6 semaines après le départ
On voyage comme on apprend une langue. On apprend d’autres vies. D’abord, disons-le, on ne comprend rien. Puis petit à petit, l’oreille se fait aux nouveaux sons, aux nouveaux rythmes. Plus tard encore, quand les premiers mots sont en tête, on se surprend à essayer de traduire littéralement à transposer sa culture, à comparer. Et puis, peut-être,on s’essaie, on se lance. On fait des fautes. C’est dur, les mots ne viennent pas, ça accroche.
Comme un enfant se laisse glisser dans le monde qu’il découvre, je me laisse modeler par ce milieu. Ma peau s’assombrit sous le soleil équatorial mais je ne deviens pas noir pour autant. J’apprends, je m’adapte mais je ne deviens pas Africain. Je suis ce que je suis mais soudain enrichi par tous ces gens, ces regards, ces rires et ces cris que je ne connaissais pas. Je me rends compte d’une autre façon de s’exprimer, dans la parole, dans les gestes et dans le silence.

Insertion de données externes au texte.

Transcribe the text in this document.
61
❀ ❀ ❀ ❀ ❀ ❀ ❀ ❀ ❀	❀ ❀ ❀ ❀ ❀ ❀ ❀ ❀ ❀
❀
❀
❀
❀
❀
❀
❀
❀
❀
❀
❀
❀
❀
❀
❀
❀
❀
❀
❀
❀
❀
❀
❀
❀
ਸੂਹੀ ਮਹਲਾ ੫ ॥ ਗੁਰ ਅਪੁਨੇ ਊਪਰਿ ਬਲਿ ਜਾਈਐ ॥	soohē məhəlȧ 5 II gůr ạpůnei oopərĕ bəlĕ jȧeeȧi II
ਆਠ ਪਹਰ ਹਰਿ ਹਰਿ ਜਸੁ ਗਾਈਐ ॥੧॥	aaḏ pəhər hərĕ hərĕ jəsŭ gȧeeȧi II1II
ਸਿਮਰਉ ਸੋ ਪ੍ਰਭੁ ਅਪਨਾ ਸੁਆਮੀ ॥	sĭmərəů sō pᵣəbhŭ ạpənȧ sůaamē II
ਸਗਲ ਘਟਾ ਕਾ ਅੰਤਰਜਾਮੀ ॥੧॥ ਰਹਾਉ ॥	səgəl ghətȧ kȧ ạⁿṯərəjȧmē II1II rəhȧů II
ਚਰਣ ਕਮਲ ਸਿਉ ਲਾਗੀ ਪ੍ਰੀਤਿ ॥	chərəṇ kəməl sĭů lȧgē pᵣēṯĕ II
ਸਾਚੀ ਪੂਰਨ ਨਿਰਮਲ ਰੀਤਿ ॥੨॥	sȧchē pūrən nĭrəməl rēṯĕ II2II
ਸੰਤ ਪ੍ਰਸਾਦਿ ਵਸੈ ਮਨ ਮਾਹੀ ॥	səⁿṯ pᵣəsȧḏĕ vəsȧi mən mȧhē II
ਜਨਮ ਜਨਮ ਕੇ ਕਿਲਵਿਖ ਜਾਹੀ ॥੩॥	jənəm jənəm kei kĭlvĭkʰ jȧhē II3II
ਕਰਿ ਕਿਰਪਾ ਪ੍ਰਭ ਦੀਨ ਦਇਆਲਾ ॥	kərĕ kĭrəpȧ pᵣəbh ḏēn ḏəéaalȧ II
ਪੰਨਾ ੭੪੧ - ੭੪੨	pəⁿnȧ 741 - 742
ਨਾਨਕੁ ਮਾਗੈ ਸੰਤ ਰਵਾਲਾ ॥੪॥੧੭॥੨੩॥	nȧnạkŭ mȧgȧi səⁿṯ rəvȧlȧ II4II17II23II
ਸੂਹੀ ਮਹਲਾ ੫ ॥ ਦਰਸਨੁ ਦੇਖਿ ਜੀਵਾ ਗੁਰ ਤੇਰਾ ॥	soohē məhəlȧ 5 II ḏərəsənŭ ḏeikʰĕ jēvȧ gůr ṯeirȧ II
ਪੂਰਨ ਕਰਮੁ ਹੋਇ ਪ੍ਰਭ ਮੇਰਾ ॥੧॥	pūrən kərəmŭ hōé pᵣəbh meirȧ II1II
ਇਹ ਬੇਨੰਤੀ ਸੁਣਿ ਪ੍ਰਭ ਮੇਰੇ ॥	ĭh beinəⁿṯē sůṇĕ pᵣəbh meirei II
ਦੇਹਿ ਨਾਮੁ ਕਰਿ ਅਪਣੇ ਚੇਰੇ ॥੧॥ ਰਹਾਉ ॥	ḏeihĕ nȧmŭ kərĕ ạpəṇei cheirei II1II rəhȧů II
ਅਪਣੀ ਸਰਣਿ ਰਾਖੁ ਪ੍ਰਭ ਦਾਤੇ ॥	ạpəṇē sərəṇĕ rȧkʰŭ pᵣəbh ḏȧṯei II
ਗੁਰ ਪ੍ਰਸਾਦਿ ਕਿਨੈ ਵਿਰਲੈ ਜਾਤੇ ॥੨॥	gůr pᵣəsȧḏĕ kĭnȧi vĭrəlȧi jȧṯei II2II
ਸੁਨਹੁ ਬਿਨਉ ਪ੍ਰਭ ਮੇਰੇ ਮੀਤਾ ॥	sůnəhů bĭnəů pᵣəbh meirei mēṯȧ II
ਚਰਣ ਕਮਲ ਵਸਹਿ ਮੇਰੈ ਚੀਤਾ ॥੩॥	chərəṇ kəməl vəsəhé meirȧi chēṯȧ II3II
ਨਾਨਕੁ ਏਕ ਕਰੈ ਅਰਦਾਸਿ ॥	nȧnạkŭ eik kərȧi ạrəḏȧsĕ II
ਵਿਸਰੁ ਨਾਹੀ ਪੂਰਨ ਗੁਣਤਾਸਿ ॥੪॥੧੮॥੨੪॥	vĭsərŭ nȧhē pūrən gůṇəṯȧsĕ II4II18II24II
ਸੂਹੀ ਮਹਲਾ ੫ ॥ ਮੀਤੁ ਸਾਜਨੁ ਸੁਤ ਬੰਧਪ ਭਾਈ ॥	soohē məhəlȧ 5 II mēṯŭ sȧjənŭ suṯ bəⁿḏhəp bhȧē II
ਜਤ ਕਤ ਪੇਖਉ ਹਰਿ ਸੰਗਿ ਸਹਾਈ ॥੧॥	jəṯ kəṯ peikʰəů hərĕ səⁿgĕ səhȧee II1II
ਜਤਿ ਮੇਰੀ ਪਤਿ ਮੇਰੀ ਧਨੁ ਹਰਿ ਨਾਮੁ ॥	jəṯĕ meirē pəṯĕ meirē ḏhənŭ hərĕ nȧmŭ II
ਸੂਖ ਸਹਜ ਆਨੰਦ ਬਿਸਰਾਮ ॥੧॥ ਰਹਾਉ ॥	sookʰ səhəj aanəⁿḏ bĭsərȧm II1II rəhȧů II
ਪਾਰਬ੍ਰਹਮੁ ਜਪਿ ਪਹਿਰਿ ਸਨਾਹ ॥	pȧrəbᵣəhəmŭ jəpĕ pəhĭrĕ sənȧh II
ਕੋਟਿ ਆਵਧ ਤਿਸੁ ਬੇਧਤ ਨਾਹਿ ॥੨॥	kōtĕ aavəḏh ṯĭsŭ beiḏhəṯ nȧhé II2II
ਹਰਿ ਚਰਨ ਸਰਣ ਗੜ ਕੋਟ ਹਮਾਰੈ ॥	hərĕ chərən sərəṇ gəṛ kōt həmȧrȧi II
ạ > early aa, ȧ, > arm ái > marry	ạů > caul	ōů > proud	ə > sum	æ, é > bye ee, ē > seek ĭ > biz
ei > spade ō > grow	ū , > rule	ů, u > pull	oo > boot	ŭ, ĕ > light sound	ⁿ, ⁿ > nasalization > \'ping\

Si les façons de les exprimer sont différentes, les sentiments souvent se rejoignent. Mis en lumière par les contrastes, on ne comprend que mieux ce que nous avons en commun. Pour les théologiens et les religieux qui me liraient ici, ce me semble être une belle façon de concevoir la catholicité de l’Eglise.
Chercher le regard de l’autre est nécessaire en Suisse et malpoli ici. « Par politesse, je regarde mes interlocuteurs dans les yeux grossièrement. » Voilà, dans la langue, ce que trop souvent nous voulons faire avec les cultures. C’est un mélange qui ne fonctionne pas.
Mais il existe une autre façon. Écoutez plutôt ce français : « Enfile tes couvre-feux, tes babouches et prends ton flash avec ! On va touter un glucose avec le prof mécanisé dans sa nouvelle parcelle. On y va avec la machine des masoeurs. En passant je prendrai des unités. »[1]Cela ne veut rien dire ? Détrompez-vous. Et l’adaptation est là.
Cela fait tout juste six semaines que j’ai fermé la porte de la maison derrière moi et pris la route de cette colline. Absolument rien, à part une supposée allégeance à un homme mort et ressuscité il y a deux millénaires ne nous rassemble. Et me voilà accueilli en familier, intégré à cette improbable famille.
Déjà légèrement habitué aux bizarreries africaines, je ne suis par exemple plus étonné de voir trôner sur la table du repas un bidon de diesel rempli probablement d’autre chose que de pétrole. Mais cela m’arrache toujours un sourire. Et c’en est mille des événements comme celui-là.
Le Sanctuaire CASM est comme un sas. Autant du point de vue de la misère, de l’hygiène, de la sécurité ou encore des mentalités. Ce pourrait être une partie de définition de ce qu’est la mission aujourd’hui : créer des sas pour favoriser la rencontre des hommes et des femmes de ce temps.
Dans ce printemps perpétuel - ou serait-ce un été sans fin ? - les eucalyptus en fleurs offrent à mon sens le plus perturbé des odeurs familières de mimosa qui me font du bien.
[1]En français continental : « Mets tes pantalons, tes sandales et prends ta clé USB (sous-entendu pour pouvoir écouter de la musique)! On va manger un biscuit avec l’enseignant dans son nouveau chez-lui. On y va avec la voiture des religieuses. Je mettrai du crédit sur mon téléphone en passant ».